Após tentativas para não comparecer, Wizard testemunha à CPI da Pandemia, nesta quarta-feira

Ao saber que seria convocado pela comissão, Carlos Wizard Martins o tentou inicialmente ser ouvido por videoconferência, o que lhe foi negado

Manaus | AM | Agência Senado

Com o primeiro testemunho marcado para 17 de junho, quando não compareceu, o empresário Carlos Wizard Martins — apontado como integrante do ‘gabinete paralelo’ de aconselhamento ao presidente Bolsonaro no enfrentamento à pandemia e já inserido na lista dos primeiros 14 investigados da Comissão Parlamentar de Inquérito (CPI) da Pandemia — deve finalmente ser ouvido pela comissão, nesta quarta-feira (30), às 9h (horário de Brasília).

Ao saber que seria convocado pela comissão, o empresário tentou inicialmente ser ouvido por videoconferência, o que lhe foi negado. Apesar de ter obtido habeas corpus, concedido pelo ministro do Supremo Tribunal Federal (STF), Luís Roberto Barroso, para não responder a perguntas que o incriminassem, o empresário, que estaria nos Estados Unidos desde 30 de março, não se apresentou ao colegiado, o que o presidente da CPI, Omar Aziz (PSD-AM), definiu à época como um desrespeito “não com a CPI, mas com o STF”.

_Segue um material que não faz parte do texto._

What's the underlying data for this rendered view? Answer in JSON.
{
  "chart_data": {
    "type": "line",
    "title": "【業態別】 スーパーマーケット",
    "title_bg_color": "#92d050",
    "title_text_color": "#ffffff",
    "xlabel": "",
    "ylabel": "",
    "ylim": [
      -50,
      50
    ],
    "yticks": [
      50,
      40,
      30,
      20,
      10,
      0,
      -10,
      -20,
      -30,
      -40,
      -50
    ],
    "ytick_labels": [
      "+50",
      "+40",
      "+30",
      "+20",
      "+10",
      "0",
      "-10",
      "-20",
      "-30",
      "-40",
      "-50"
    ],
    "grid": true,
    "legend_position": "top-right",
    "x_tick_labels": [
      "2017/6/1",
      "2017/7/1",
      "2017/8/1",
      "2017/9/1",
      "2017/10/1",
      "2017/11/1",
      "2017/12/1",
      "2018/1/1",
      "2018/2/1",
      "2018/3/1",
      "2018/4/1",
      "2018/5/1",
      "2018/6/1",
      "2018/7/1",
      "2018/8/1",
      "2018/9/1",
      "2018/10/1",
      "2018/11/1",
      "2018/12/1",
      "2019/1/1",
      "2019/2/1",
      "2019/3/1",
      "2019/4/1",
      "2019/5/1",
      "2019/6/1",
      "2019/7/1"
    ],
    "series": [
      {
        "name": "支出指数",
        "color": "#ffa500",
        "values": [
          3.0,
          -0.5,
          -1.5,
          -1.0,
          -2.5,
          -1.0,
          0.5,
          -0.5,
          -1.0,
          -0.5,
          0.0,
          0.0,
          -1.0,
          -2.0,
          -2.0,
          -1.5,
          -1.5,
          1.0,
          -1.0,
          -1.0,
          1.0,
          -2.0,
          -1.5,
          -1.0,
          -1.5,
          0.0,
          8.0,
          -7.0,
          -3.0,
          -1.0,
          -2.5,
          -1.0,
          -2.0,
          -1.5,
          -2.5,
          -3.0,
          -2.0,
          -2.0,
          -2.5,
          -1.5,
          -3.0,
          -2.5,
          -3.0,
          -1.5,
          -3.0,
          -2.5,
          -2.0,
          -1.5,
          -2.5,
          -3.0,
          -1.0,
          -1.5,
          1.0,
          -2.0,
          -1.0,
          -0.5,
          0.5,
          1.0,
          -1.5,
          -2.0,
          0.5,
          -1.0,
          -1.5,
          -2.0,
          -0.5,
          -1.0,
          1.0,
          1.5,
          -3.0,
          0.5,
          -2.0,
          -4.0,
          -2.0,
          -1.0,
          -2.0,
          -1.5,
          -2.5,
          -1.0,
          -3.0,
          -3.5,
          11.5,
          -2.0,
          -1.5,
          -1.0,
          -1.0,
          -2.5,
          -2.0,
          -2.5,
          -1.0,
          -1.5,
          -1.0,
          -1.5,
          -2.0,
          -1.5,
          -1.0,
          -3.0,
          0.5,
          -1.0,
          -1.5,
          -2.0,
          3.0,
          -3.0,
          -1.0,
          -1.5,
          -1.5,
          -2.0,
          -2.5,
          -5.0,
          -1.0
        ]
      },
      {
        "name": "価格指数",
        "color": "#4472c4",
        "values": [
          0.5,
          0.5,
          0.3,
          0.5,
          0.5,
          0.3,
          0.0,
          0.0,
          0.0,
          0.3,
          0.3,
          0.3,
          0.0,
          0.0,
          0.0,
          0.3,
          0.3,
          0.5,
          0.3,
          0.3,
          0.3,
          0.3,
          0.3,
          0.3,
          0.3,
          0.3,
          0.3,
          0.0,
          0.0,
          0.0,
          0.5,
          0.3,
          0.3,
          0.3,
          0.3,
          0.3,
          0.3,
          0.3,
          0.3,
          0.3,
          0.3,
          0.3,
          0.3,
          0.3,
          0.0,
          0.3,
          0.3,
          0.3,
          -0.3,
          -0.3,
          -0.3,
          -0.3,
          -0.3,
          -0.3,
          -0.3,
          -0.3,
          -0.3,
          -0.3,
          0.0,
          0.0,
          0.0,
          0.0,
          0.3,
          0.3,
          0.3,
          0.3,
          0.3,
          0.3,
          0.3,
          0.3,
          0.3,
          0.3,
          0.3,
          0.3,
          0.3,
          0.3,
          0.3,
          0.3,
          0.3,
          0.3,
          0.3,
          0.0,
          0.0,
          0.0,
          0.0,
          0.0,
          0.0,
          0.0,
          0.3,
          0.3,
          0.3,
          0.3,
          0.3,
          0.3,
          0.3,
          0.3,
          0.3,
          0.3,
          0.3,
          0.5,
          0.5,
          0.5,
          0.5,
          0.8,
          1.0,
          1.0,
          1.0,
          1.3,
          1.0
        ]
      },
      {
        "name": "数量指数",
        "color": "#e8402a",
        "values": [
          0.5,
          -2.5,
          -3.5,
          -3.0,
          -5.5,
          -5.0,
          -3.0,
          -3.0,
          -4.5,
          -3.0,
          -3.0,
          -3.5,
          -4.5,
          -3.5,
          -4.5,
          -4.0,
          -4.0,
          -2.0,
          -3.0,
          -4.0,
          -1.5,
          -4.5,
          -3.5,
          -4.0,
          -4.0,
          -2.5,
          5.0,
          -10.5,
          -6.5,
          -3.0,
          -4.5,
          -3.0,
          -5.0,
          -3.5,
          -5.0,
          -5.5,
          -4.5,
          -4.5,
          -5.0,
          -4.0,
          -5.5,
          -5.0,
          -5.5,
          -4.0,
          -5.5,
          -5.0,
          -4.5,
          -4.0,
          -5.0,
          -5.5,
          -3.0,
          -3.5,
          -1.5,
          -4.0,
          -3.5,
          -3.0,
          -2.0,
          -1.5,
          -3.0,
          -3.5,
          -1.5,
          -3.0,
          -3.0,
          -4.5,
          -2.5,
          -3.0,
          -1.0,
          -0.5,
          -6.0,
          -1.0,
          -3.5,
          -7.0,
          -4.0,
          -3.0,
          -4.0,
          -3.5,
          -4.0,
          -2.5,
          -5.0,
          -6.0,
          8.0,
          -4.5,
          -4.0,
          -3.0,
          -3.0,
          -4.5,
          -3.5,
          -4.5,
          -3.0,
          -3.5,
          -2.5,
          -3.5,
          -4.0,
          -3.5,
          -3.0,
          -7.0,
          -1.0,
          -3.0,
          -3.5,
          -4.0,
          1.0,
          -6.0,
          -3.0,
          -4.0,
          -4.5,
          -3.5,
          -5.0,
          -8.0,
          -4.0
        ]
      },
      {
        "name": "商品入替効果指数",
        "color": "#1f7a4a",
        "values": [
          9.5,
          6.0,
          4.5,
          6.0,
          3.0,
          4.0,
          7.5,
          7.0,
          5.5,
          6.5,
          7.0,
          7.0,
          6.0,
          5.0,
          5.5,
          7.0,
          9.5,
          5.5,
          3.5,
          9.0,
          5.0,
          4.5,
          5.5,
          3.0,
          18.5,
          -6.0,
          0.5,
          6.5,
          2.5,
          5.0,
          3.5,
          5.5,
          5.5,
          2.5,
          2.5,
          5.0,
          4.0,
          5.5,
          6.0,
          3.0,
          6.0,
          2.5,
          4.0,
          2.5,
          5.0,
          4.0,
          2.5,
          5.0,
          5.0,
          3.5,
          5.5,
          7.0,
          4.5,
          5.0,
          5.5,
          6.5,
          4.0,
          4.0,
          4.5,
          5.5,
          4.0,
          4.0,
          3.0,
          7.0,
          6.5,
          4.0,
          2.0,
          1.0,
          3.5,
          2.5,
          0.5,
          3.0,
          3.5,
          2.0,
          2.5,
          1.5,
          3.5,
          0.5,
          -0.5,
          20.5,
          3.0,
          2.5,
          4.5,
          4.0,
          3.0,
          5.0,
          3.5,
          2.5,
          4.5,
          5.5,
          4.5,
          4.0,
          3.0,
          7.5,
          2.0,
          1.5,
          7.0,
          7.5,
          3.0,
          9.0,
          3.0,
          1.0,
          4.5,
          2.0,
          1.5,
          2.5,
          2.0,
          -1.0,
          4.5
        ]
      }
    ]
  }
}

Após os integrantes da CPI decidirem que, além do pedido de condução coercitiva autorizado pelo STF, eles acionariam a Interpol (Organização Internacional de Polícia Criminal) para localizar Wizard, advogados do empresário procuraram os senadores e informaram que o cliente se apresentaria em data e hora agendadas pela comissão.

O empresário retornou ao Brasil, nesta segunda-feira (28). A Justiça Federal em Campinas (SP) autorizou a retenção de seu passaporte, o que foi feito assim que ele desembarcou no Aeroporto de Viracopos (SP).

A convocação de Wizard foi solicitada por meio de requerimento apresentado pelo senador Alessandro Vieira (Cidadania-SE), que julga ser essencial “esclarecer os detalhes de um ‘ministério paralelo da saúde’, responsável pelo aconselhamento extraoficial do governo federal com relação às medidas de enfrentamento da pandemia, incluindo a sugestão de utilização de medicamentos sem eficácia comprovada e o apoio a teorias como a da imunidade de rebanho”.

Já foram aprovados, inclusive, requerimentos para quebra de sigilo bancário, telefônico, telemático e fiscal de Wizard.